What’s more, for-profit associate and occupational programs don’t block the prospect of moving on into four-year college programs. Rather, they can serve as a base foundation and are “stackable,” notes Nicholas Wyman in his book “Job U: How to Find Wealth and Success by Developing the Skills Companies Actually Need.”

For-profit schools have empowered many lower-income and racial-minority students, including nontraditional students, to gain real-world skills that better equip them for the job market relative to many traditional academic paths. Manhattan Institute adjunct fellow Judah Bellin detailed in City Journal how New York state’s two-year, degree-granting, for-profit colleges graduated a higher share of students than any other higher-ed sector, including private non-profit colleges.

Only 38% of Americans have completed a bachelor’s degree or higher and just 13% have student debt. Corbis via Getty Images

As so-called STEM (science, technology, engineering and math) careers dominate the growth economies, for-profit college haters take note: For-profit colleges produced 51% of associate degrees in computer science and information technology, Harvard University research found.

Politically, the Biden administration’s move to favor one class of people — the educated — over the less-educated could backfire.
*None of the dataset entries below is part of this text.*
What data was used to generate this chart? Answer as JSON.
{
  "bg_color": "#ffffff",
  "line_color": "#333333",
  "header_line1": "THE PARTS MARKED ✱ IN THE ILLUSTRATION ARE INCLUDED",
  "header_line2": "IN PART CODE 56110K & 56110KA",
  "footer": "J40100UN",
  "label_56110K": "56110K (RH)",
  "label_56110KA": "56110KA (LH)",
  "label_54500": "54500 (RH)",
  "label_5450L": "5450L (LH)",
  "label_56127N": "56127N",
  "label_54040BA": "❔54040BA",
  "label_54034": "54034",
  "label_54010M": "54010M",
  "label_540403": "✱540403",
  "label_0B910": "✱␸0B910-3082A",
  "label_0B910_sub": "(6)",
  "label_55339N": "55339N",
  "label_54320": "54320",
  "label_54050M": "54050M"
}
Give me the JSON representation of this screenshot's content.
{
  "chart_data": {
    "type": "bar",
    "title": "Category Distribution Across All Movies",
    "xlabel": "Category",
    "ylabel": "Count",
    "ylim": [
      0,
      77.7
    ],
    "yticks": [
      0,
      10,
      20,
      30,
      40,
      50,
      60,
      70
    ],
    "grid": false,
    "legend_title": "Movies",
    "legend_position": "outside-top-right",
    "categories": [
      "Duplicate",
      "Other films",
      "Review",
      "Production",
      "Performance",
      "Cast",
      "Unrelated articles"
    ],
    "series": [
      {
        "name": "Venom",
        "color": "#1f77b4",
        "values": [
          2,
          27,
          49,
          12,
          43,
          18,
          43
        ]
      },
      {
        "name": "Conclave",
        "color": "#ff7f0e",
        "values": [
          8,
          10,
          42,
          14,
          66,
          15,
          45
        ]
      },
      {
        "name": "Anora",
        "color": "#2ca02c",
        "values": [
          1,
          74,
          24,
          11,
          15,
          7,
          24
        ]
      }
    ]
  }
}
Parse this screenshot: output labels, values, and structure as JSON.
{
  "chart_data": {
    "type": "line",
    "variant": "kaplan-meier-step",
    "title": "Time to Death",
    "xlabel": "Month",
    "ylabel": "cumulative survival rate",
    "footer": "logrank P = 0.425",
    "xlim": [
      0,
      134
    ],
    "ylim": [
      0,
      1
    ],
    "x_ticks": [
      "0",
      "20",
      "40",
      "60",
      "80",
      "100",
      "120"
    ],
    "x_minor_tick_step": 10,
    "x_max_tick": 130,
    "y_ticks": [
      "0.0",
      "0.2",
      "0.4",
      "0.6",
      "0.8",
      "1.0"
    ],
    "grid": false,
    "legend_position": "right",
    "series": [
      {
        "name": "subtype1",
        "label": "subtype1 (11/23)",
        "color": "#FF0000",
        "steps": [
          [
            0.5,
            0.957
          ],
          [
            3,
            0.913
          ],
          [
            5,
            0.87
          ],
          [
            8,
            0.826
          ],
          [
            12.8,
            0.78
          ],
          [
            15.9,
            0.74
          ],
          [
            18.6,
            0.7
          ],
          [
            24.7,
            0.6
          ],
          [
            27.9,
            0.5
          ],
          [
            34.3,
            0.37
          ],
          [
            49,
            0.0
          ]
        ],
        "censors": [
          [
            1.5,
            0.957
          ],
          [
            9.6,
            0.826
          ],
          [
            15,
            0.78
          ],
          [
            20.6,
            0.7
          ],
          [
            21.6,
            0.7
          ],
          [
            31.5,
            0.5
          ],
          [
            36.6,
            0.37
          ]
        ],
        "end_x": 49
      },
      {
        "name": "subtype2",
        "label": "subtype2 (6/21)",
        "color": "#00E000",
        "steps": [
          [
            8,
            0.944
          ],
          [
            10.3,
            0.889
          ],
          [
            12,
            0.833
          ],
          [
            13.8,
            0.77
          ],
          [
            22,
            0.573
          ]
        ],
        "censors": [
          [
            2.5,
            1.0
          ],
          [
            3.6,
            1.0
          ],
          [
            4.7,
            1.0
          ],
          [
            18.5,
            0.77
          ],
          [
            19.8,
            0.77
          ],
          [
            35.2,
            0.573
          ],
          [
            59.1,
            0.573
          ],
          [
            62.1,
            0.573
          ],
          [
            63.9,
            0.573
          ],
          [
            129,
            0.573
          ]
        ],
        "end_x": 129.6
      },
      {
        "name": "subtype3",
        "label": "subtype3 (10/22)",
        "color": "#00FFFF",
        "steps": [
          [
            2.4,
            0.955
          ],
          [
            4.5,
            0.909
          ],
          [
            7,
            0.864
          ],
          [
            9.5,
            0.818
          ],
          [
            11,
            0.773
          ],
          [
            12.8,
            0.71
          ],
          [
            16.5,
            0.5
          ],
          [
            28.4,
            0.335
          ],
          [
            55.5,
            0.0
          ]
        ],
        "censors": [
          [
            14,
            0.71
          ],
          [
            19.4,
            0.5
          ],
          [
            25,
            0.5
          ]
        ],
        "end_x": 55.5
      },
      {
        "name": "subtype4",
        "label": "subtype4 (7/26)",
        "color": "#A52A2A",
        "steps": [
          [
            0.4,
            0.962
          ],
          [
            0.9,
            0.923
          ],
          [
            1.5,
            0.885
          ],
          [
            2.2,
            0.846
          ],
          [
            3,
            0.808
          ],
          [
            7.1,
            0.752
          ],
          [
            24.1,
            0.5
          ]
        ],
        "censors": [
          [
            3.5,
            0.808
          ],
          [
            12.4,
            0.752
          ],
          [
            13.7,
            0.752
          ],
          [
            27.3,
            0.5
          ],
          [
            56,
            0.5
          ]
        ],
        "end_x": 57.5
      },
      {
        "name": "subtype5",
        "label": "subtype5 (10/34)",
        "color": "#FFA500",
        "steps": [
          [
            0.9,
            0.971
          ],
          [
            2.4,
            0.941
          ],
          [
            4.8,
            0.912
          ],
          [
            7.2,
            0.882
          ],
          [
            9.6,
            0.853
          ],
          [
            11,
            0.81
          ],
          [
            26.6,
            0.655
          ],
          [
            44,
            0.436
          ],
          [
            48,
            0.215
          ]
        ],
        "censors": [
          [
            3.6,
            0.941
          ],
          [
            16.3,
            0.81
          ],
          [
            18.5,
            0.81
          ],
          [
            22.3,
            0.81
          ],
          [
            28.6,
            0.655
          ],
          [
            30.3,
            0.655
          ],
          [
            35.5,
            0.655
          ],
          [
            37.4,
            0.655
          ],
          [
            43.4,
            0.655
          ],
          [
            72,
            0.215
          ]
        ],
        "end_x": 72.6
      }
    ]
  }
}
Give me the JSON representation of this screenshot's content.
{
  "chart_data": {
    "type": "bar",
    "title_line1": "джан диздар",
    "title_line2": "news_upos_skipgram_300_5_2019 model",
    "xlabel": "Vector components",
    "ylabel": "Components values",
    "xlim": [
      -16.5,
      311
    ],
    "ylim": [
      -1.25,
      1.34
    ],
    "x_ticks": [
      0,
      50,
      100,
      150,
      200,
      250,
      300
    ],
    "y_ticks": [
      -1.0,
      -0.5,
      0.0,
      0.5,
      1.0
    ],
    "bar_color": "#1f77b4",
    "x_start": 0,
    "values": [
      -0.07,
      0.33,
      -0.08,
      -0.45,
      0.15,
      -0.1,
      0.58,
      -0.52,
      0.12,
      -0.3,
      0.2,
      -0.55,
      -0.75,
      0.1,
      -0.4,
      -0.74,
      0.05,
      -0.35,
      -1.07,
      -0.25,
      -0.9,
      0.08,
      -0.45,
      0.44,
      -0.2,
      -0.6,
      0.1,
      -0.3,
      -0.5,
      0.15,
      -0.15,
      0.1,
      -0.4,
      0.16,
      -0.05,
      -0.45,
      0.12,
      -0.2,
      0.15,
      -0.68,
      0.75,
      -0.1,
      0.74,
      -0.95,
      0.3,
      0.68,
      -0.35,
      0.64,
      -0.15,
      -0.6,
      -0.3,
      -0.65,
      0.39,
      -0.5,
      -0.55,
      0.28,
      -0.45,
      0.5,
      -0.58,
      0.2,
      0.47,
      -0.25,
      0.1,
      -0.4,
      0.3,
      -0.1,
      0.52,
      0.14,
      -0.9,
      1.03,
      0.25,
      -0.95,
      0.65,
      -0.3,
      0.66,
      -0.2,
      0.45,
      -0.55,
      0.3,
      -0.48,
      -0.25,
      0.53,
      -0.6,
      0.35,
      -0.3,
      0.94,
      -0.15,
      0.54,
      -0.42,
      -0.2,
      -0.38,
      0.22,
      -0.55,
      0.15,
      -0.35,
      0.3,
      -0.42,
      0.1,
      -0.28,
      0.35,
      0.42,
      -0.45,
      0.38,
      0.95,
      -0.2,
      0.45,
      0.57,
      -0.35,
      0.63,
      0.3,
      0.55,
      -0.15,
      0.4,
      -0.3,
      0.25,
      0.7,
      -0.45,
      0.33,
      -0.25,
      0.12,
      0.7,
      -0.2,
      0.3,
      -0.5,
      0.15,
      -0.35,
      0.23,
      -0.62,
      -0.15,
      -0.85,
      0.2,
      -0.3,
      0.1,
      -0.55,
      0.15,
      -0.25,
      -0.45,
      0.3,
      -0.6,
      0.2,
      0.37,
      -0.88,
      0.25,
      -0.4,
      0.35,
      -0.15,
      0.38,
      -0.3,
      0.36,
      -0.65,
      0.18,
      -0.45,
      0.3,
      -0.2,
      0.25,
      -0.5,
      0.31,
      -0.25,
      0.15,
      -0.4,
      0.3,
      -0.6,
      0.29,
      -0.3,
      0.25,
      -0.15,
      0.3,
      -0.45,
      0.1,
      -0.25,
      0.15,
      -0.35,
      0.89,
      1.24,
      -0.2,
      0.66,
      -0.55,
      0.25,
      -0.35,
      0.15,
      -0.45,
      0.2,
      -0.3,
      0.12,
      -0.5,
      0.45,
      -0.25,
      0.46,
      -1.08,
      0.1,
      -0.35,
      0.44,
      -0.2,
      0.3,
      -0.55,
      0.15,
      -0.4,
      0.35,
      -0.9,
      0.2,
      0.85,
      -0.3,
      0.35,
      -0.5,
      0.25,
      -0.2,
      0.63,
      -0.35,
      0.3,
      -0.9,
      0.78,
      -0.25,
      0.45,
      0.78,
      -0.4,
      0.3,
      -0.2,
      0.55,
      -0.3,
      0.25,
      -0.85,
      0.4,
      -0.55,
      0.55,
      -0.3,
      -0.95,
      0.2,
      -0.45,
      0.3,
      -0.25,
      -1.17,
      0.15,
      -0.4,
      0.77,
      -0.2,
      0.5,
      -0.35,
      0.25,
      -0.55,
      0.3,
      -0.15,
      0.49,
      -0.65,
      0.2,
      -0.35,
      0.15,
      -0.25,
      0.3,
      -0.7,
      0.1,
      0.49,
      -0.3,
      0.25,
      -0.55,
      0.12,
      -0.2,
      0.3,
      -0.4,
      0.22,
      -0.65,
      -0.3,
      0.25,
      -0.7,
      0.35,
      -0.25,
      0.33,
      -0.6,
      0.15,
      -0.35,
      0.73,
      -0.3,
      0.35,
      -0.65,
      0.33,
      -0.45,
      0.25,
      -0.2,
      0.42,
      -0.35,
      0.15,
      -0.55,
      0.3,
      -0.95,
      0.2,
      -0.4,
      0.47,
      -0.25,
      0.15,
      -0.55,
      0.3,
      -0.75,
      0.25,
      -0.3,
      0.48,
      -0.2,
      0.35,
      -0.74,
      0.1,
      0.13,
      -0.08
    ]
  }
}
After all, just 38% of Americans have completed a bachelor’s degree or higher and just 13% have student debt. With many families struggling to survive record inflation, baby-formula shortages and sky-high gasoline prices, millions will be upset that the federal government is cherry-picking a select few for magical fairy-wand relief.

Student-debt holders have already received unprecedented relief from student-loan-payment forbearance President Donald Trump started during COVID. President Joe Biden keeps kicking this loan forbearance further and further away from the actual pandemic period. What’s becoming clear is that Team Biden wants reckless educational policy to remain endemic.

Carrie Sheffield is a senior policy analyst at Independent Women’s Voice.